USGA Handicapping Manual 2008-2011
Appendix E – Exceptional Tournament Score Probability Table
| Net Differential | hdcp. 0-5 | hdcp. 6-12 | hdcp.13-21 | hdcp. 22-30 | hdcp. 30+ |
| 0 | 5 | 5 | 6 | 5 | 5 |
| -1 | 10 | 10 | 10 | 8 | 7 |
| -2 | 23 | 22 | 21 | 13 | 10 |
| -3 | 57 | 51 | 43 | 23 | 15 |
| -4 | 151 | 121 | 87 | 40 | 22 |
| -5 | 379 | 276 | 174 | 72 | 35 |
| -6 | 790 | 536 | 323 | 130 | 60 |
| -7 | 2349 | 1200 | 552 | 229 | 101 |
| -8 | 20111 | 4467 | 1138 | 382 | 185 |
| -9 | 48219 | 27877 | 3577 | 695 | 359 |
| -10 | 125000 | 84300 | 37000 | 1650 | 874 |
The values in the table are the odds of shooting a net differential* EQUAL TO OR BETTER THAN the number in the left column.

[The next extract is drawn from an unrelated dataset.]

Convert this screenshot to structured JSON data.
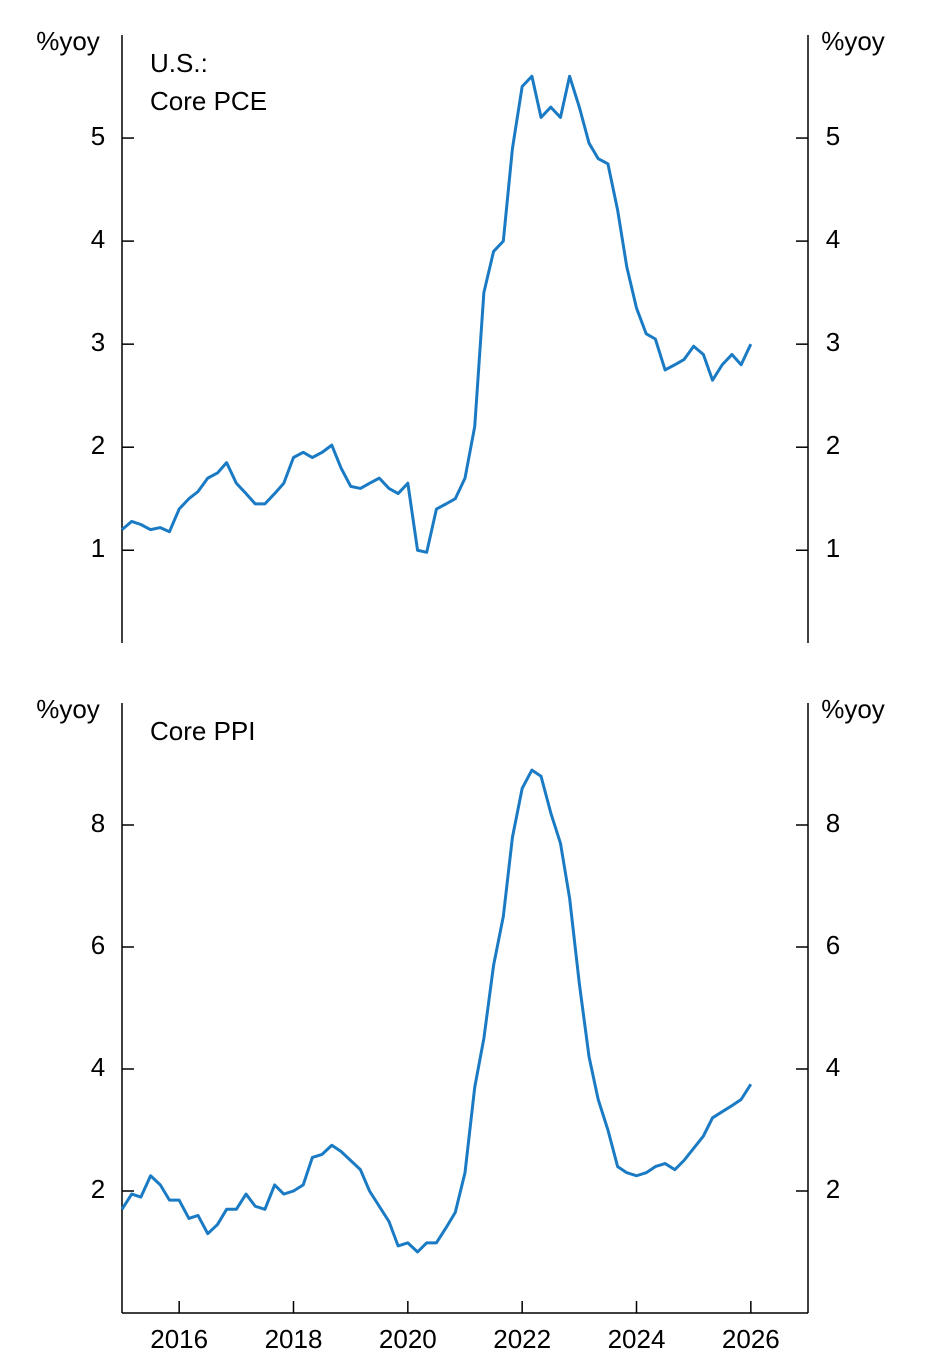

*A net differential is the subtraction of a player’s Handicap Index from the Handicap Differential for a particular tournament score. This becomes a negative value when the player scores much better than the player’s Handicap Index.
Example: A player with a Handicap Index of 10.5 shoots a 74 from a set of tees with a USGA Course Rating of 71.2 and a Slope Rating of 126.
74 – 71.2 = 2.8 x 113 / 126 = 2.5 Handicap Differential
2.5 – 10.5 = – 8.0 Net Differential
From the chart, the odds are 4,467 to 1 of this occurring.